The broadest measure of U.S labor costs rose modestly in the first quarter as wages continued to show weak growth despite solid employment gains.
The Labor Department reported Friday that the Employment Cost Index increased 0.6% after an unrevised 0.5% gain in the fourth quarter. From a year earlier, total compensation, which includes wages and benefits, increased 1.9%, a very slight deceleration from the 2% annual gain recorded in each of the prior three quarters.
The first-quarter gains were in line with economists’ expectations. “We continue to be on track for very slow progress,” BNP Paribas economist Laura Rosner told The Wall Street Journal.
Higher labor costs suggest a tightening labor market that could fuel higher inflation; lower costs suggest slack and economic weakness.
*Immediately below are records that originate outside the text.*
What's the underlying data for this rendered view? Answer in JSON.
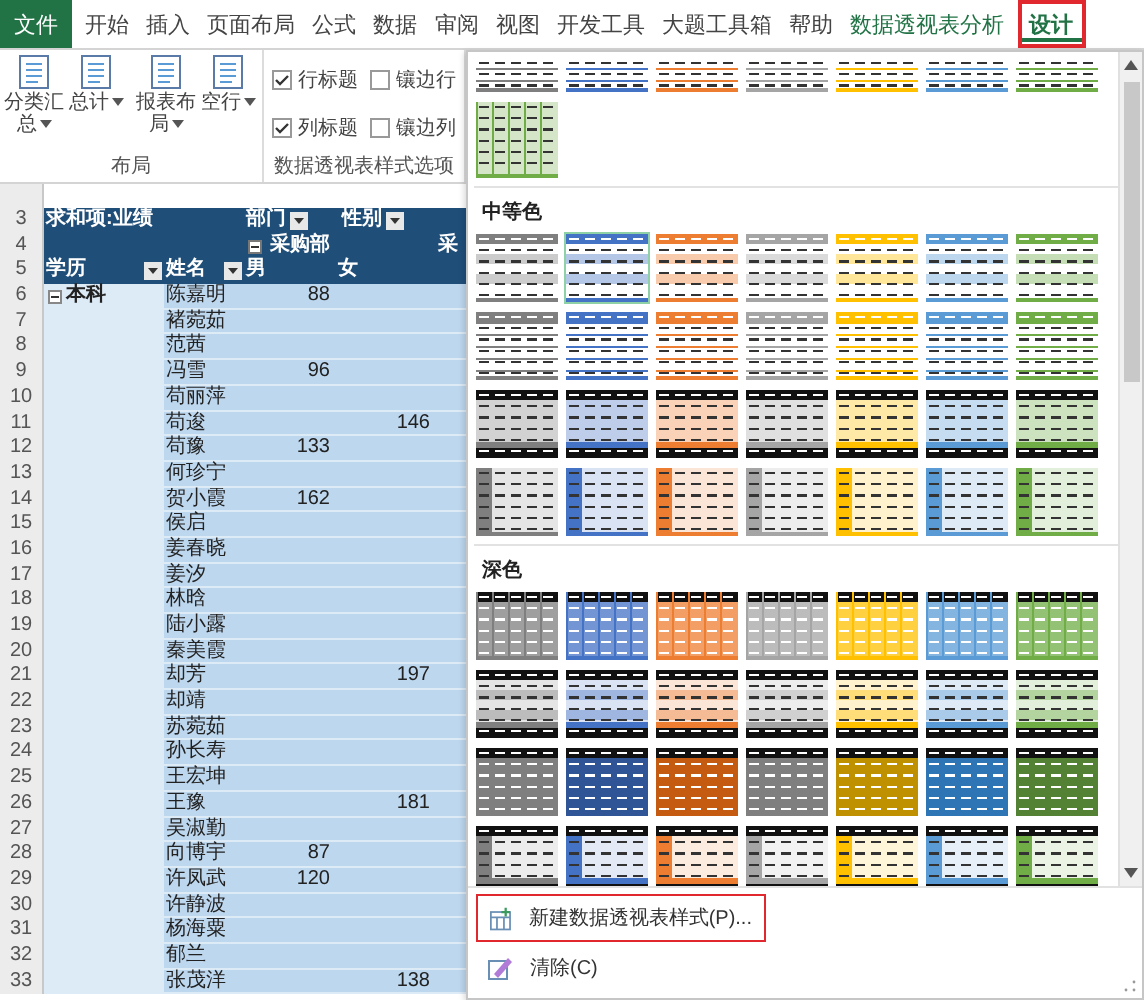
{
  "tabs": [
    {
      "label": "文件",
      "kind": "file",
      "selected": false,
      "highlighted": false
    },
    {
      "label": "开始",
      "kind": "normal",
      "selected": false,
      "highlighted": false
    },
    {
      "label": "插入",
      "kind": "normal",
      "selected": false,
      "highlighted": false
    },
    {
      "label": "页面布局",
      "kind": "normal",
      "selected": false,
      "highlighted": false
    },
    {
      "label": "公式",
      "kind": "normal",
      "selected": false,
      "highlighted": false
    },
    {
      "label": "数据",
      "kind": "normal",
      "selected": false,
      "highlighted": false
    },
    {
      "label": "审阅",
      "kind": "normal",
      "selected": false,
      "highlighted": false
    },
    {
      "label": "视图",
      "kind": "normal",
      "selected": false,
      "highlighted": false
    },
    {
      "label": "开发工具",
      "kind": "normal",
      "selected": false,
      "highlighted": false
    },
    {
      "label": "大题工具箱",
      "kind": "normal",
      "selected": false,
      "highlighted": false
    },
    {
      "label": "帮助",
      "kind": "normal",
      "selected": false,
      "highlighted": false
    },
    {
      "label": "数据透视表分析",
      "kind": "contextual",
      "selected": false,
      "highlighted": false
    },
    {
      "label": "设计",
      "kind": "contextual",
      "selected": true,
      "highlighted": true
    }
  ],
  "ribbon": {
    "layout_group": {
      "label": "布局",
      "buttons": [
        {
          "label": "分类汇总"
        },
        {
          "label": "总计"
        },
        {
          "label": "报表布局"
        },
        {
          "label": "空行"
        }
      ]
    },
    "options_group": {
      "label": "数据透视表样式选项",
      "options": [
        {
          "label": "行标题",
          "checked": true
        },
        {
          "label": "镶边行",
          "checked": false
        },
        {
          "label": "列标题",
          "checked": true
        },
        {
          "label": "镶边列",
          "checked": false
        }
      ]
    }
  },
  "pivot": {
    "value_field": "求和项:业绩",
    "column_fields": [
      "部门",
      "性别"
    ],
    "department": {
      "label": "采购部",
      "expanded": true
    },
    "next_department": "采",
    "row_fields": [
      "学历",
      "姓名"
    ],
    "genders": [
      "男",
      "女"
    ],
    "header_row_numbers": [
      "3",
      "4",
      "5"
    ],
    "group": {
      "label": "本科",
      "expanded": true
    },
    "rows": [
      {
        "row": "6",
        "name": "陈嘉明",
        "male": "88"
      },
      {
        "row": "7",
        "name": "褚菀茹"
      },
      {
        "row": "8",
        "name": "范茜"
      },
      {
        "row": "9",
        "name": "冯雪",
        "male": "96"
      },
      {
        "row": "10",
        "name": "苟丽萍"
      },
      {
        "row": "11",
        "name": "苟逡",
        "female": "146"
      },
      {
        "row": "12",
        "name": "苟豫",
        "male": "133"
      },
      {
        "row": "13",
        "name": "何珍宁"
      },
      {
        "row": "14",
        "name": "贺小霞",
        "male": "162"
      },
      {
        "row": "15",
        "name": "侯启"
      },
      {
        "row": "16",
        "name": "姜春晓"
      },
      {
        "row": "17",
        "name": "姜汐"
      },
      {
        "row": "18",
        "name": "林晗"
      },
      {
        "row": "19",
        "name": "陆小露"
      },
      {
        "row": "20",
        "name": "秦美霞"
      },
      {
        "row": "21",
        "name": "却芳",
        "female": "197"
      },
      {
        "row": "22",
        "name": "却靖"
      },
      {
        "row": "23",
        "name": "苏菀茹"
      },
      {
        "row": "24",
        "name": "孙长寿"
      },
      {
        "row": "25",
        "name": "王宏坤"
      },
      {
        "row": "26",
        "name": "王豫",
        "female": "181"
      },
      {
        "row": "27",
        "name": "吴淑勤"
      },
      {
        "row": "28",
        "name": "向博宇",
        "male": "87"
      },
      {
        "row": "29",
        "name": "许凤武",
        "male": "120"
      },
      {
        "row": "30",
        "name": "许静波"
      },
      {
        "row": "31",
        "name": "杨海粟"
      },
      {
        "row": "32",
        "name": "郁兰"
      },
      {
        "row": "33",
        "name": "张茂洋",
        "female": "138"
      }
    ]
  },
  "gallery": {
    "sections": [
      {
        "rows": [
          {
            "kind": "light-lines",
            "thumbs": [
              {
                "color": "#7f7f7f",
                "selected": false
              },
              {
                "color": "#4472c4",
                "selected": false
              },
              {
                "color": "#ed7d31",
                "selected": false
              },
              {
                "color": "#a5a5a5",
                "selected": false
              },
              {
                "color": "#ffc000",
                "selected": false
              },
              {
                "color": "#5b9bd5",
                "selected": false
              },
              {
                "color": "#70ad47",
                "selected": false
              }
            ]
          },
          {
            "kind": "light-grid",
            "thumbs": [
              {
                "color": "#70ad47",
                "selected": false
              }
            ]
          }
        ]
      },
      {
        "label": "中等色",
        "rows": [
          {
            "kind": "banded",
            "thumbs": [
              {
                "color": "#7f7f7f",
                "selected": false
              },
              {
                "color": "#4472c4",
                "selected": true
              },
              {
                "color": "#ed7d31",
                "selected": false
              },
              {
                "color": "#a5a5a5",
                "selected": false
              },
              {
                "color": "#ffc000",
                "selected": false
              },
              {
                "color": "#5b9bd5",
                "selected": false
              },
              {
                "color": "#70ad47",
                "selected": false
              }
            ]
          },
          {
            "kind": "header-lines",
            "thumbs": [
              {
                "color": "#7f7f7f",
                "selected": false
              },
              {
                "color": "#4472c4",
                "selected": false
              },
              {
                "color": "#ed7d31",
                "selected": false
              },
              {
                "color": "#a5a5a5",
                "selected": false
              },
              {
                "color": "#ffc000",
                "selected": false
              },
              {
                "color": "#5b9bd5",
                "selected": false
              },
              {
                "color": "#70ad47",
                "selected": false
              }
            ]
          },
          {
            "kind": "black-header",
            "thumbs": [
              {
                "color": "#7f7f7f",
                "selected": false
              },
              {
                "color": "#4472c4",
                "selected": false
              },
              {
                "color": "#ed7d31",
                "selected": false
              },
              {
                "color": "#a5a5a5",
                "selected": false
              },
              {
                "color": "#ffc000",
                "selected": false
              },
              {
                "color": "#5b9bd5",
                "selected": false
              },
              {
                "color": "#70ad47",
                "selected": false
              }
            ]
          },
          {
            "kind": "first-column",
            "thumbs": [
              {
                "color": "#7f7f7f",
                "selected": false
              },
              {
                "color": "#4472c4",
                "selected": false
              },
              {
                "color": "#ed7d31",
                "selected": false
              },
              {
                "color": "#a5a5a5",
                "selected": false
              },
              {
                "color": "#ffc000",
                "selected": false
              },
              {
                "color": "#5b9bd5",
                "selected": false
              },
              {
                "color": "#70ad47",
                "selected": false
              }
            ]
          }
        ]
      },
      {
        "label": "深色",
        "rows": [
          {
            "kind": "dark-grid",
            "thumbs": [
              {
                "color": "#7f7f7f",
                "selected": false
              },
              {
                "color": "#4472c4",
                "selected": false
              },
              {
                "color": "#ed7d31",
                "selected": false
              },
              {
                "color": "#a5a5a5",
                "selected": false
              },
              {
                "color": "#ffc000",
                "selected": false
              },
              {
                "color": "#5b9bd5",
                "selected": false
              },
              {
                "color": "#70ad47",
                "selected": false
              }
            ]
          },
          {
            "kind": "dark-light",
            "thumbs": [
              {
                "color": "#7f7f7f",
                "selected": false
              },
              {
                "color": "#4472c4",
                "selected": false
              },
              {
                "color": "#ed7d31",
                "selected": false
              },
              {
                "color": "#a5a5a5",
                "selected": false
              },
              {
                "color": "#ffc000",
                "selected": false
              },
              {
                "color": "#5b9bd5",
                "selected": false
              },
              {
                "color": "#70ad47",
                "selected": false
              }
            ]
          },
          {
            "kind": "dark-solid",
            "thumbs": [
              {
                "color": "#7f7f7f",
                "selected": false
              },
              {
                "color": "#2f5597",
                "selected": false
              },
              {
                "color": "#c55a11",
                "selected": false
              },
              {
                "color": "#7f7f7f",
                "selected": false
              },
              {
                "color": "#bf9000",
                "selected": false
              },
              {
                "color": "#2e75b6",
                "selected": false
              },
              {
                "color": "#548235",
                "selected": false
              }
            ]
          },
          {
            "kind": "dark-banded",
            "thumbs": [
              {
                "color": "#7f7f7f",
                "selected": false
              },
              {
                "color": "#4472c4",
                "selected": false
              },
              {
                "color": "#ed7d31",
                "selected": false
              },
              {
                "color": "#a5a5a5",
                "selected": false
              },
              {
                "color": "#ffc000",
                "selected": false
              },
              {
                "color": "#5b9bd5",
                "selected": false
              },
              {
                "color": "#70ad47",
                "selected": false
              }
            ]
          }
        ]
      }
    ],
    "menu": [
      {
        "label": "新建数据透视表样式(P)...",
        "kind": "new-style",
        "highlighted": true
      },
      {
        "label": "清除(C)",
        "kind": "clear",
        "highlighted": false
      }
    ]
  }
}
U.S. employers have created more than 200,000 jobs a month on average over the past four years, driving the unemployment rate down to 5% last month from above 8% in early 2012. But as the WSJ reports, some older workers and those displaced during the recession have returned to the workforce recently, making it difficult for existing workers to demand higher pay.
In addition, Rosner said, productivity growth in many service fields has been low, meaning even small wage gains can feel expensive for employers in those sectors.
For private-sector workers, wages and salaries grew 0.7% during the first quarter and rose 2% from a year earlier, while benefits advanced 0.4% on quarter and 1.2% on the year. The annual benefits increase was the smallest since the fourth quarter of 2009.
The labor costs data “could give the Federal Reserve more latitude to hold off on an interest rate hike until later this year,” Reuters said, noting that the first-quarter gain in total compensation is well below the 3% threshold that economists say is needed to bring inflation closer to the Fed’s 2% inflation target. viking bracelets
The Fed on Wednesday left its benchmark overnight interest rate unchanged and suggested it was in no hurry to tighten monetary policy further after hiking rates in December for the first time in nearly a decade.